Wednesday, 11 July 2012

Effectiveness of distributed organizations

Recent experiences have led me to think that in geographically distributed organizations / teams, it is not the process or systems to identify accountability that is among the primary factors for success.

Rather it might just be trust. Trust develops along multiple axes. Perhaps the primary one is via communication - whether resulting from face to face interactions or through various technical solutions.

Lately I have found the former more effective, though in the past I have been able to be effective working with people spread across continents who I rarely, in some cases never, met in person. In the latter case, I was working for an academic organization, and even there the legal office would be seen an impeding factor in allowing staff to collaborate freely. But we chugged along regardless. I have also seen effective success in smaller organizations.

In at least some cases, teams that may be considered 'remote' - in that they are removed from the primary markets for a product/offering - see themselves in the function of optimizing operational efficiencies.

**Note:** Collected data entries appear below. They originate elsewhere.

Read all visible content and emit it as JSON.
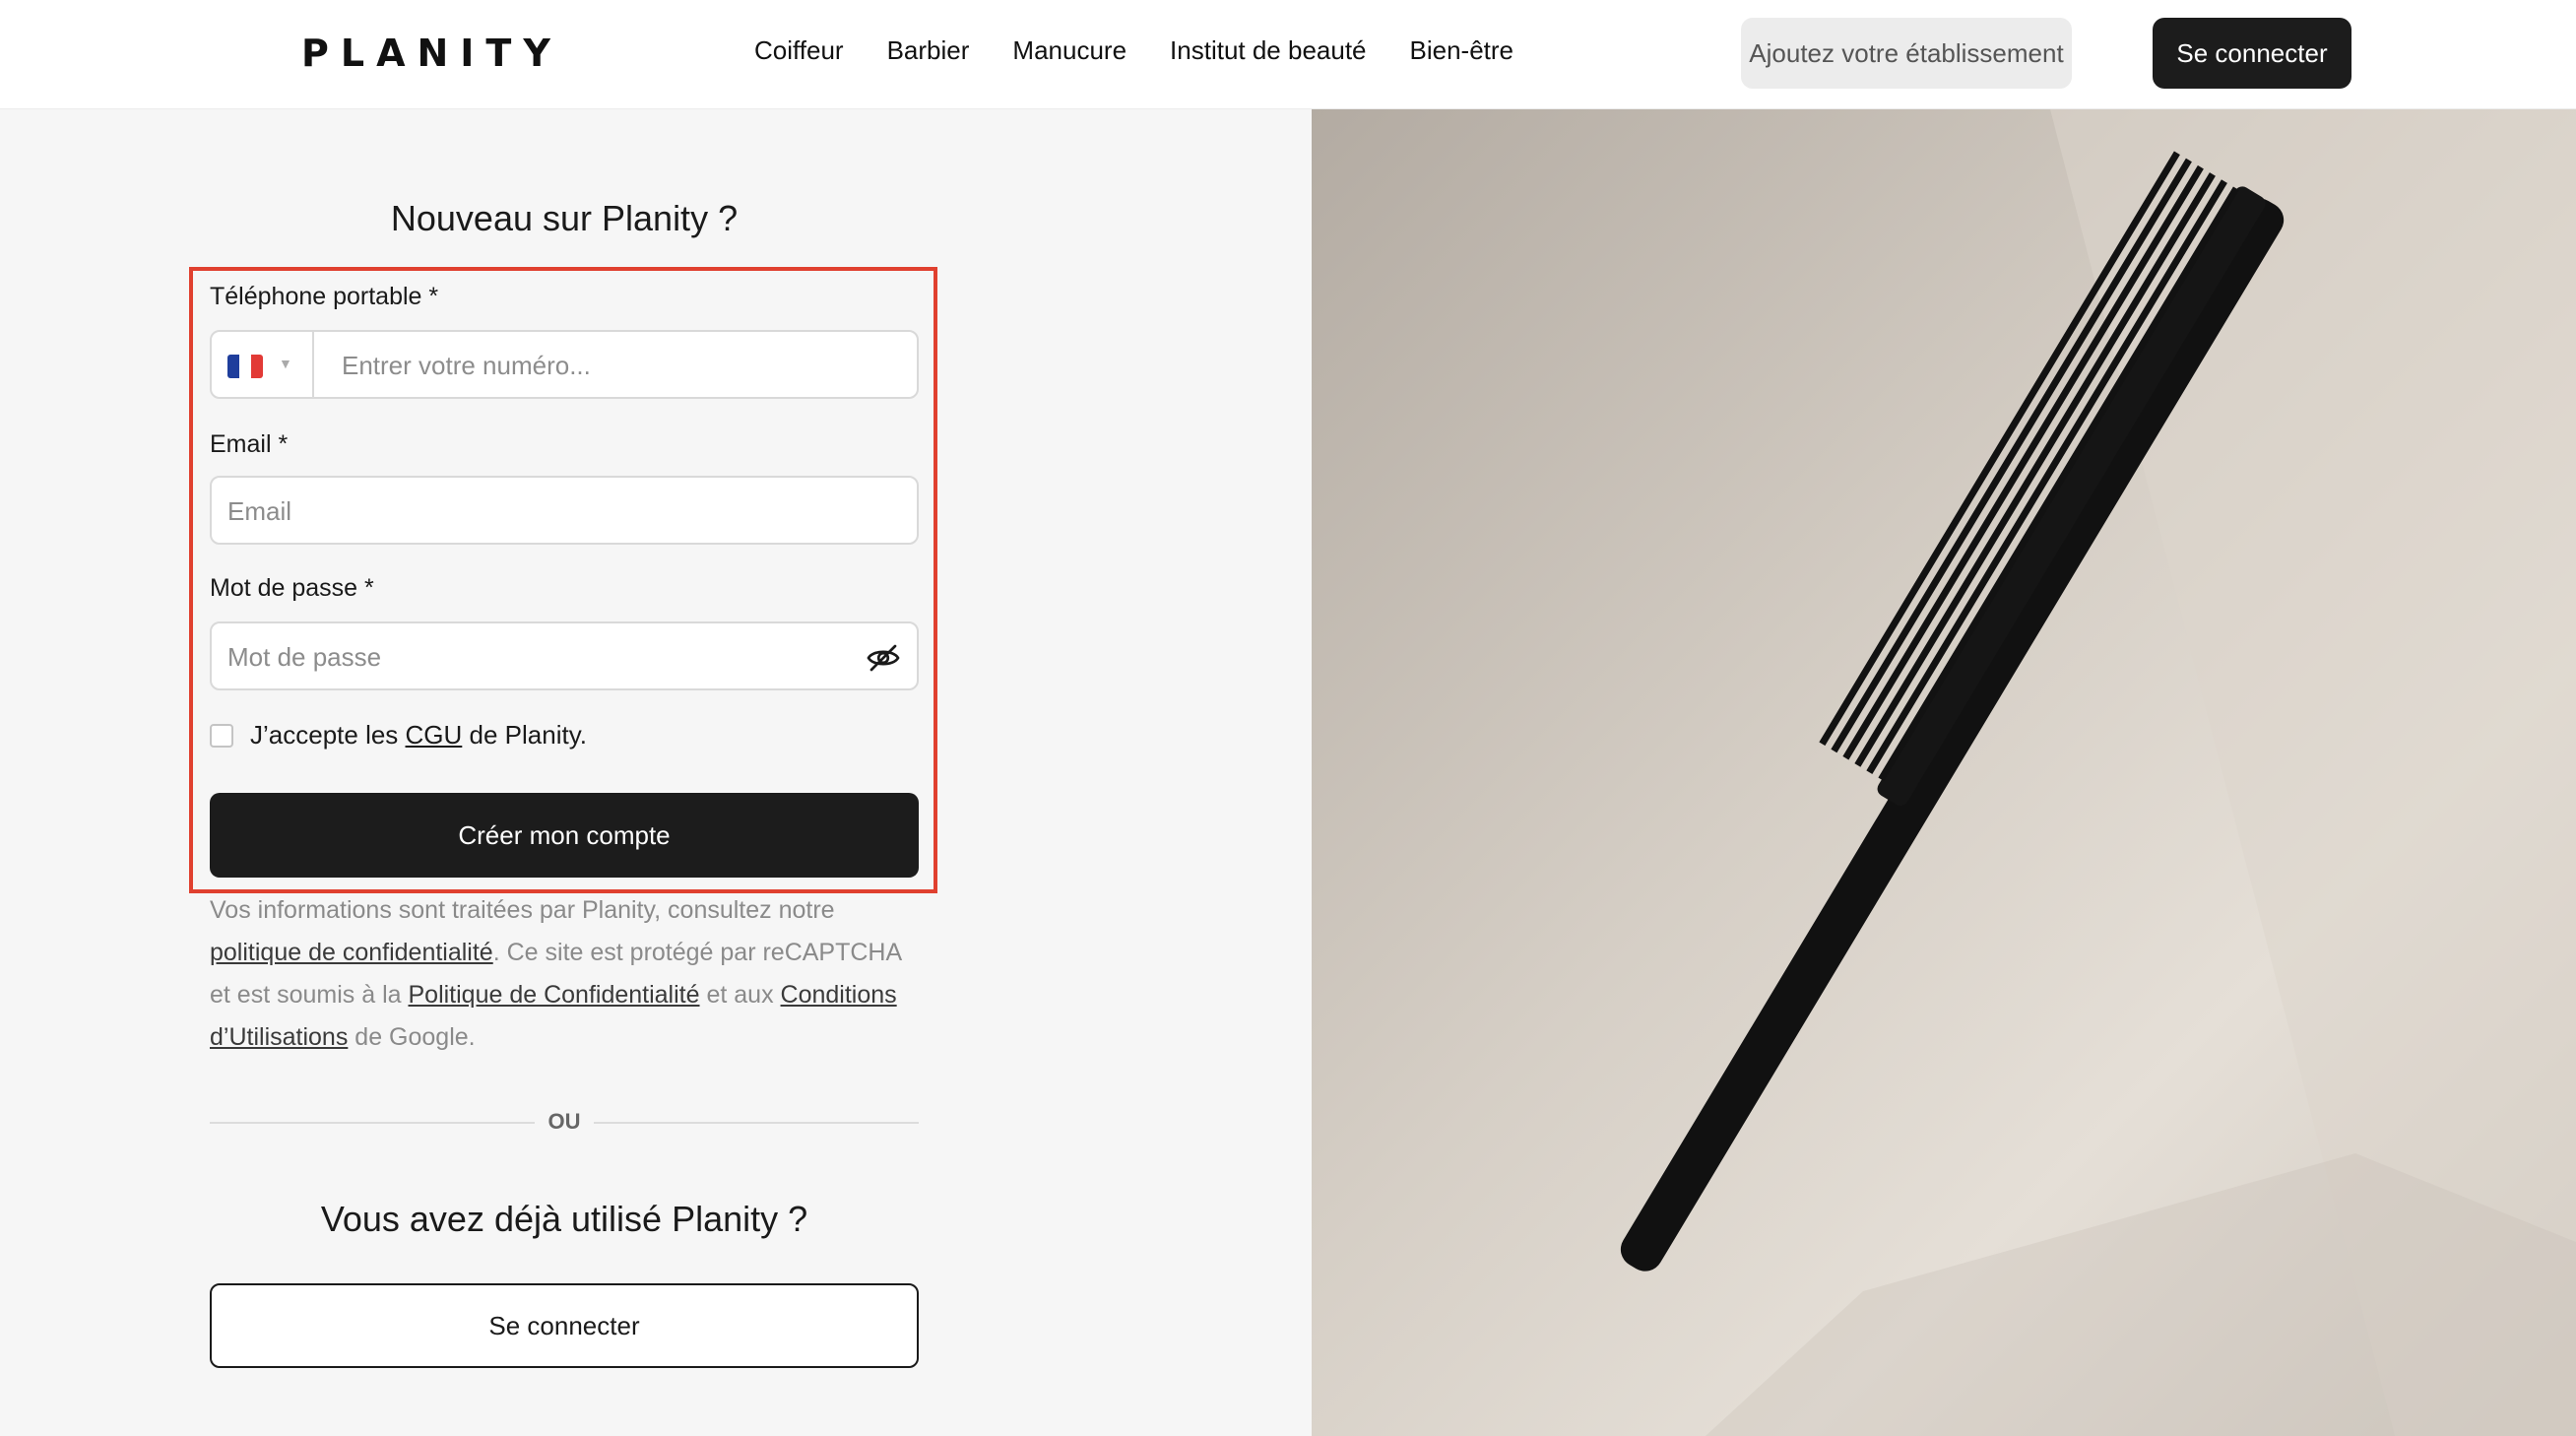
{
  "header": {
    "logo": "PLANITY",
    "nav": [
      "Coiffeur",
      "Barbier",
      "Manucure",
      "Institut de beauté",
      "Bien-être"
    ],
    "add_business": "Ajoutez votre établissement",
    "login": "Se connecter"
  },
  "signup": {
    "title": "Nouveau sur Planity ?",
    "phone_label": "Téléphone portable *",
    "phone_placeholder": "Entrer votre numéro...",
    "country_flag": "flag-france",
    "email_label": "Email *",
    "email_placeholder": "Email",
    "password_label": "Mot de passe *",
    "password_placeholder": "Mot de passe",
    "accept_pre": "J’accepte les ",
    "accept_link": "CGU",
    "accept_post": " de Planity.",
    "submit": "Créer mon compte"
  },
  "legal": {
    "t1": "Vos informations sont traitées par Planity, consultez notre ",
    "l1": "politique de confidentialité",
    "t2": ". Ce site est protégé par reCAPTCHA et est soumis à la ",
    "l2": "Politique de Confidentialité",
    "t3": " et aux ",
    "l3": "Conditions d’Utilisations",
    "t4": " de Google."
  },
  "divider": "OU",
  "existing": {
    "title": "Vous avez déjà utilisé Planity ?",
    "login": "Se connecter"
  },
  "colors": {
    "highlight": "#e0402f",
    "primary_button": "#1c1c1c",
    "panel_bg": "#f6f6f6"
  }
}
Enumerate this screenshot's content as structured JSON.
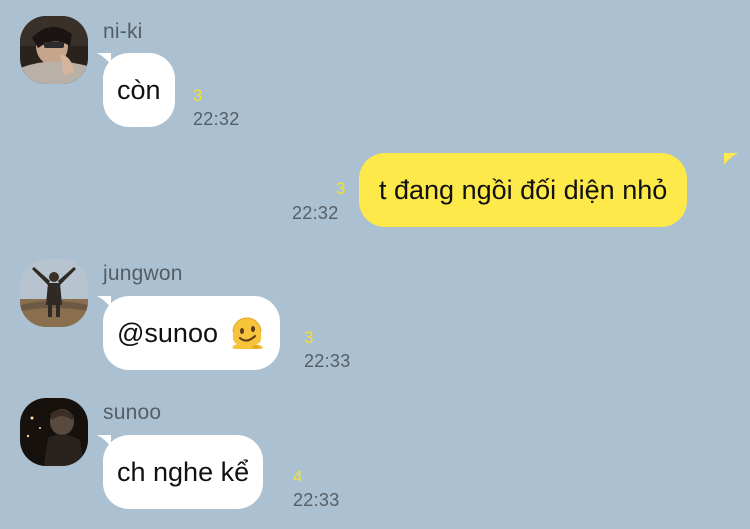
{
  "messages": [
    {
      "sender": "ni-ki",
      "text": "còn",
      "count": "3",
      "time": "22:32",
      "avatar_icon": "avatar-photo"
    },
    {
      "sender": "",
      "text": "t đang ngồi đối diện nhỏ",
      "count": "3",
      "time": "22:32"
    },
    {
      "sender": "jungwon",
      "text": "@sunoo",
      "emoji": "melting-face-emoji",
      "count": "3",
      "time": "22:33",
      "avatar_icon": "avatar-photo"
    },
    {
      "sender": "sunoo",
      "text": "ch nghe kể",
      "count": "4",
      "time": "22:33",
      "avatar_icon": "avatar-photo"
    }
  ],
  "colors": {
    "background": "#abc1d1",
    "incoming_bubble": "#ffffff",
    "outgoing_bubble": "#fee94a",
    "unread_count": "#f5e02a",
    "meta_text": "#555e66"
  }
}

This seems to lead to primary metrics such as reducing attrition and expanding head count without concern for how these may meet fundamental business objectives.

My question is how to make the effectiveness of remote team scale. Communication will always be variegated for many diverse reasons, and extended in person interactions are one way to addressing the communication problem, but it may not always be seen as cost effective.


All & any thoughts are welcome.

Cheers

--
mgh

1 comment:

  1. This is too complicated a subject in the current situation where multi locational organisations are linked by WAN and are in the business of managing things other than physical goods and services. I was always in the business of goods and have had a great deal of experience of multilocational problems. Inevitably, a dose of delegation and accountability for results with expressed consequences worked. Quite whether that will work in your line of business is something that I am not qualified to comment on but broadly the principles should make sense.